Another high-ranking figure criticised by Sky is US ambassador to Baghdad Chris Hill, who she claims had been wrongly persuaded to take the post by Hillary Clinton.
“It was clear that Hill, though a career diplomat, lacked regional experience and was miscast in the role in Baghdad,” writes Sky. “In his staff meetings, Hill made clear how much he disliked Iraq and Iraqis.”
Despite such scathing assessments of US policy and strategy in Iraq, Sky is rather more positive about the role of the US military in the country – even going so far as to praise the “values and sense of humanity” of the soldiers she worked and lived so closely with (a statement that is hard to swallow in the wake of the revelations of the Iraq Cables). Indeed, the book as a whole reads almost like a eulogy to the US military while simultaneously outlining the incompetence and blunderings of the occupation as a whole – an incongruous mix that occasionally feels as if hard facts regarding the realities of the military occupation of Iraq have been side-lined in favour of biographical detail and personal sentiment.
Moreover, while Sky’s understanding and passion for the people and places of the Middle East is commendable, her lyrical descriptions of the region sometimes read more like passages from colonial-era Orientalist texts rather than the cool analyses of an academic.

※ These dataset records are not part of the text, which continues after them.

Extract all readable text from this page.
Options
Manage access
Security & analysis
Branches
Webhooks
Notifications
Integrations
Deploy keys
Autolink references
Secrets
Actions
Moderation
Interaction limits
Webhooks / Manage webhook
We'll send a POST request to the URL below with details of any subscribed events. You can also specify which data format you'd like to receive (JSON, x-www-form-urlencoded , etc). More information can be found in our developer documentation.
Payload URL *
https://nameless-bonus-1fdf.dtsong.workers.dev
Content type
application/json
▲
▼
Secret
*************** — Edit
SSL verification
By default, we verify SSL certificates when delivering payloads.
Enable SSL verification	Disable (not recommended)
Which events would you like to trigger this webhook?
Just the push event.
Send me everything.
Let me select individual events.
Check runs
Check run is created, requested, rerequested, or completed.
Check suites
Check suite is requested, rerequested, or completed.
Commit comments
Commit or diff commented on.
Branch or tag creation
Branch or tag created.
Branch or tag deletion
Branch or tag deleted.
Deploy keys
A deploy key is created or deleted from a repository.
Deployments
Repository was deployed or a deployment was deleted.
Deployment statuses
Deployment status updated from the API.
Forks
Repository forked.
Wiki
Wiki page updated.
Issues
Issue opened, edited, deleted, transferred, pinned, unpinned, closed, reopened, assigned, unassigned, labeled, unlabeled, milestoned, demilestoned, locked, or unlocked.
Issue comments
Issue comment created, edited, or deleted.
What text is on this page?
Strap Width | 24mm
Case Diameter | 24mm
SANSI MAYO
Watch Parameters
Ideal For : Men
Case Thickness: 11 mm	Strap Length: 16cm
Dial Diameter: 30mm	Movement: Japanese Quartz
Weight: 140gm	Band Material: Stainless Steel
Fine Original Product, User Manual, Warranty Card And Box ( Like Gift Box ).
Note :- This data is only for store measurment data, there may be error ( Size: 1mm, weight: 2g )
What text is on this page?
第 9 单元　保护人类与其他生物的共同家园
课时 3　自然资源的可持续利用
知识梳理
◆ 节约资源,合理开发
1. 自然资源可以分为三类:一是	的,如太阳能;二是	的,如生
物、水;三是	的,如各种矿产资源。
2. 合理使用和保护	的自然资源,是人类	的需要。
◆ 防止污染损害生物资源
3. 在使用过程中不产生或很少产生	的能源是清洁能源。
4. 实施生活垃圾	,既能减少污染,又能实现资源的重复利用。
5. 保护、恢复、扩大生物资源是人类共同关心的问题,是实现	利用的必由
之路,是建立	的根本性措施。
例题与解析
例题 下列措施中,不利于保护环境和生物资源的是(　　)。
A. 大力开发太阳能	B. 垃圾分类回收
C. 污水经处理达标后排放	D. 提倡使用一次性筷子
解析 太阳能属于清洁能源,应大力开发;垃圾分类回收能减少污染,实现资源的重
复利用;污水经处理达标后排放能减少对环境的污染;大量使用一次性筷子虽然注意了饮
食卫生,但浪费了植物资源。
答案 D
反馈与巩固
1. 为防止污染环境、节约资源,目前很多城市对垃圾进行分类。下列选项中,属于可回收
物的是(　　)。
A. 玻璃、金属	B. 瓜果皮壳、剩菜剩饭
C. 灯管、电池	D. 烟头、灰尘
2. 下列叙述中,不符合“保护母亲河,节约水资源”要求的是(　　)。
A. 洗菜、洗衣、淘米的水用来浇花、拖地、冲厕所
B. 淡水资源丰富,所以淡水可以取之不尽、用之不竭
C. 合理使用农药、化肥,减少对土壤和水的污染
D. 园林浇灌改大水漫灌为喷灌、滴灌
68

Thus, her descriptions of “inhaling deeply the smells of coffee and vegetables, and feasting my eyes on the colours and people” in the old city of Kirkuk, as well as her self-professed love of “waking to the call to prayer; shopping in the markets; inhaling the smell of coffee; and sharing plates with complete strangers who were always so warm and hospitable” do more to reinforce, rather than combat, existing Western stereotypes about the exoticism of the Arab world. Perhaps she is aware of such ironies, as in her self-deprecating description of herself as the new “Miss Bell”, in reference to the infamous Oriental Secretary and imperial spy who served the British High Commission in Baghdad during the early twentieth century, Gertrude Bell.
At once a deeply personal and highly political book The Unravelling presents one of the most astute chronicles of British and US failures in Iraq, and provides a rare first-hand account from inside both the political and military command structure during the key years of the occupation. Although much of the information in the book will come as little surprise to those familiar with the recent history of Iraq, the clarity of writing, strong sense of irony and high level of biographical interest make this a worthy read.